車・ドライブ
犬を車に乗せるときの安全|固定の仕方と危ない乗せ方
急ブレーキを踏んだとき、あるいは後ろから追突されたとき、固定していない犬の体は、そのまま前へ動きます。Honda の解説では、シートベルトをしていない犬の体は「フロントガラスまで突っ込んでしまうかもしれません」とされています。
だから、走行中の犬の居場所は、あらかじめ1つに決めておきます。
- クレートをシートベルトで固定する、またはハーネスとペット用シートベルトでつなぐ。
- 置き場所は後部座席。
- 膝の上、助手席、荷台は避けます。
危ない乗せ方
膝の上に乗せる/車内で自由にさせる
運転者の視野やハンドル操作の妨げになります。犬が車内で自由に動ける状態は、乗せ方によっては道路交通法第55条第2項(乗車又は積載の方法)に触れ、取り締まりの対象になります。実際に、警察や自治体の注意喚起でも、ペットを膝に乗せて運転する行為が挙げられています。兵庫県神河町 Honda の解説でも、運転席側から顔を出させていた犬や膝に乗せて運転していた犬で、飼い主が取り締まりを受けた事例が紹介されています。Honda Dog
助手席に乗せる
事故でエアバッグが開くと、至近距離で強い衝撃を受け、犬が大けがをした事例があります。興奮して運転席側に来れば、運転そのものに支障が出ます。
窓から顔を出させる
サイドミラーで後方が見えなくなります。犬が飛び出したり、すれ違う車や後続車と接触したりする危険もあります。
荷台や、仕切りのない荷室に乗せる
急ブレーキやカーブで体が投げ出されます。ハッチバックの荷室も、固定できなければ同じです。
安全な乗せ方
やり方は大きく2つあります。犬の体格と性格で、続けやすいほうを選びます。
クレート・キャリーを固定する
- 事故時に体を守りやすく、車酔いもしにくい
- ハードタイプで、シートベルトで固定できるものを選ぶ
- ズレ防止バンドや固定金具があると、より動かない
- クレートに入って落ち着ける犬向き。中大型犬でも
ハーネス+ペット用シートベルト
- 犬から前が見えるので、クレートを嫌がる犬でも使いやすい
- 首輪ではなく、体を面で支えるハーネスにつなぐ
- 後部座席で、動き回れない長さに調整する
- 落ち着いて座っていられる犬向き
置き場所は、どちらの方法でも後部座席です。とくに足元は、前の座席と後ろの座席にはさまれて揺れが伝わりにくく、体勢が崩れにくい場所とされています。

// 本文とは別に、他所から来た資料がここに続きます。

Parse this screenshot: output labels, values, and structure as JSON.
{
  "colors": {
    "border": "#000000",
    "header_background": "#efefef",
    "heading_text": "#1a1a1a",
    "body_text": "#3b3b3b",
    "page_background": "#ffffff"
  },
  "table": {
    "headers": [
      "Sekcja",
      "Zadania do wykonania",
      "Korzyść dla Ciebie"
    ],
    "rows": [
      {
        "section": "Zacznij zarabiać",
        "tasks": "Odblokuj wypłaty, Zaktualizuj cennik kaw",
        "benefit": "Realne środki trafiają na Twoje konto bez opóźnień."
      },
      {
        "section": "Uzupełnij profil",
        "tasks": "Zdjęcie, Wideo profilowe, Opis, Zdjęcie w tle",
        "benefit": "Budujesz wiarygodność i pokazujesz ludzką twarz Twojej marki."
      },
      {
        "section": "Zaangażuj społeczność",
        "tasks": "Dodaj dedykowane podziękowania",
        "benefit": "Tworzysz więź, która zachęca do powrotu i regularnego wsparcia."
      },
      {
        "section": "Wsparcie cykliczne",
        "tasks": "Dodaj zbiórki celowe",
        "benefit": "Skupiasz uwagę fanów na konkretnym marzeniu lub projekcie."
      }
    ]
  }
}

クレートに慣れていない犬は、いきなり車で使わず、家の中で「安心できる場所」にしておくところから始めます。手順は犬の車酔い対策にまとめています。
乗り降りと駐車のとき
車内に残さない
夏の車内が危険なのはよく知られていますが、季節を問わず、犬だけを車に残すのは避けます。鳴き続けて通報される、レバーやシフトに触れる、といったことも起こります。

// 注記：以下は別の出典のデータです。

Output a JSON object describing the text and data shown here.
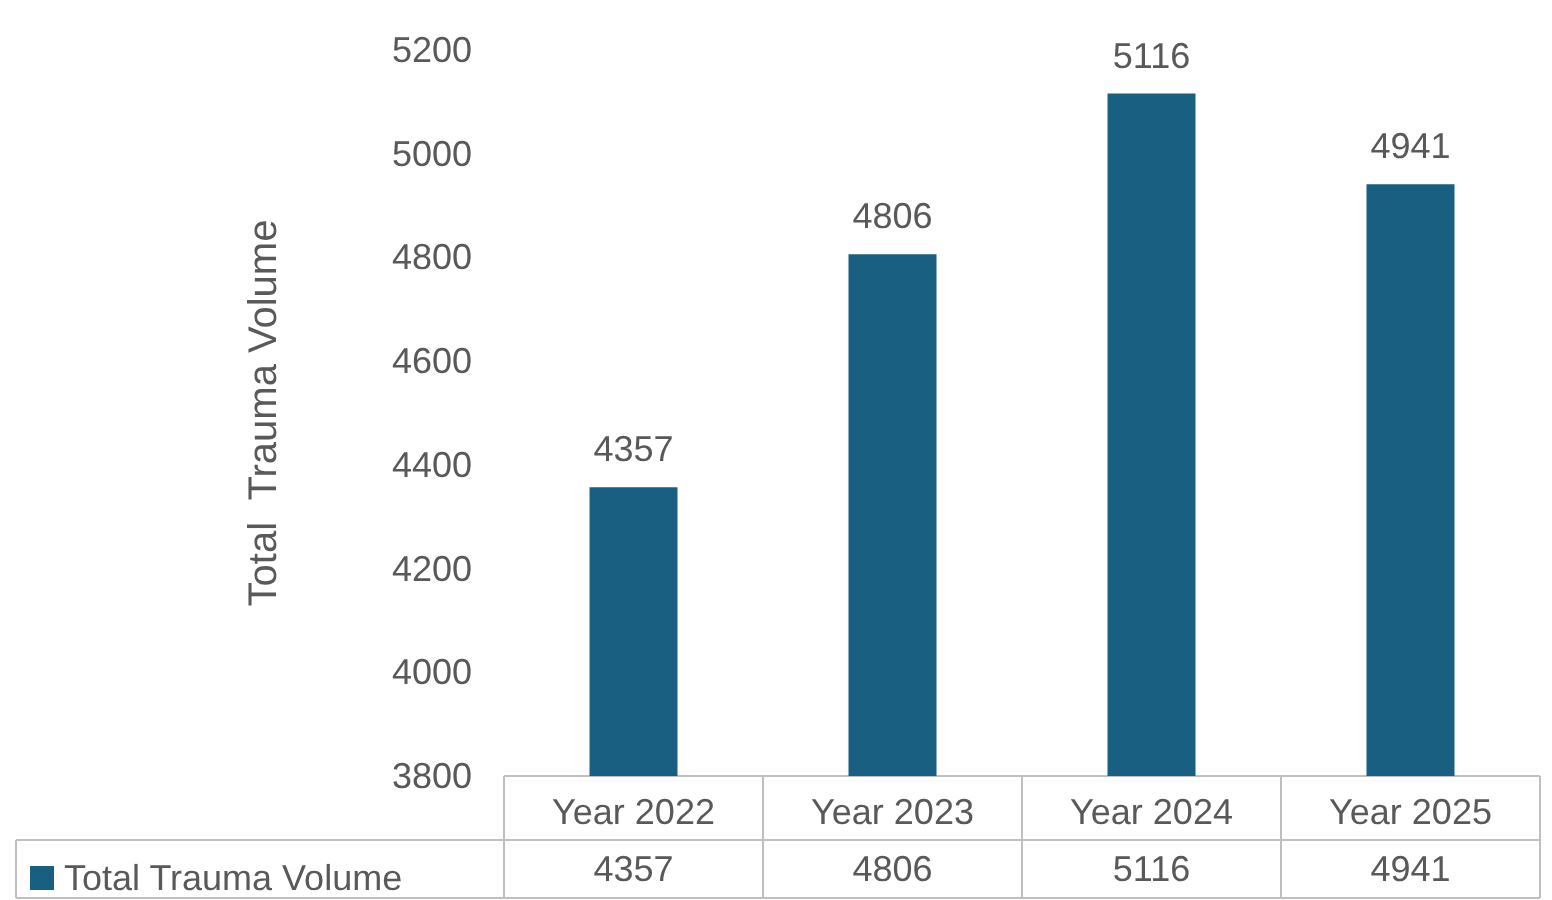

夏場は特に深刻です。JAF のテストでは、サンシェードを付けても窓を少し開けても、車内の温度はほとんど下がりませんでした。JAF(日本自動車連盟) 暑い時期の対策は、犬の夏の暑さ対策にまとめています。シートについた毛や泥の掃除は、犬を車に乗せるときの毛・汚れ対策を見てください。
まず、居場所を1つ決める
あれこれ道具をそろえる前に、「走行中、うちの犬はここ」を決めます。固定したクレートか、ハーネスとペット用シートベルトか。どちらかに決めて、毎回そこに乗せる。これが、いちばん確実な安全対策です。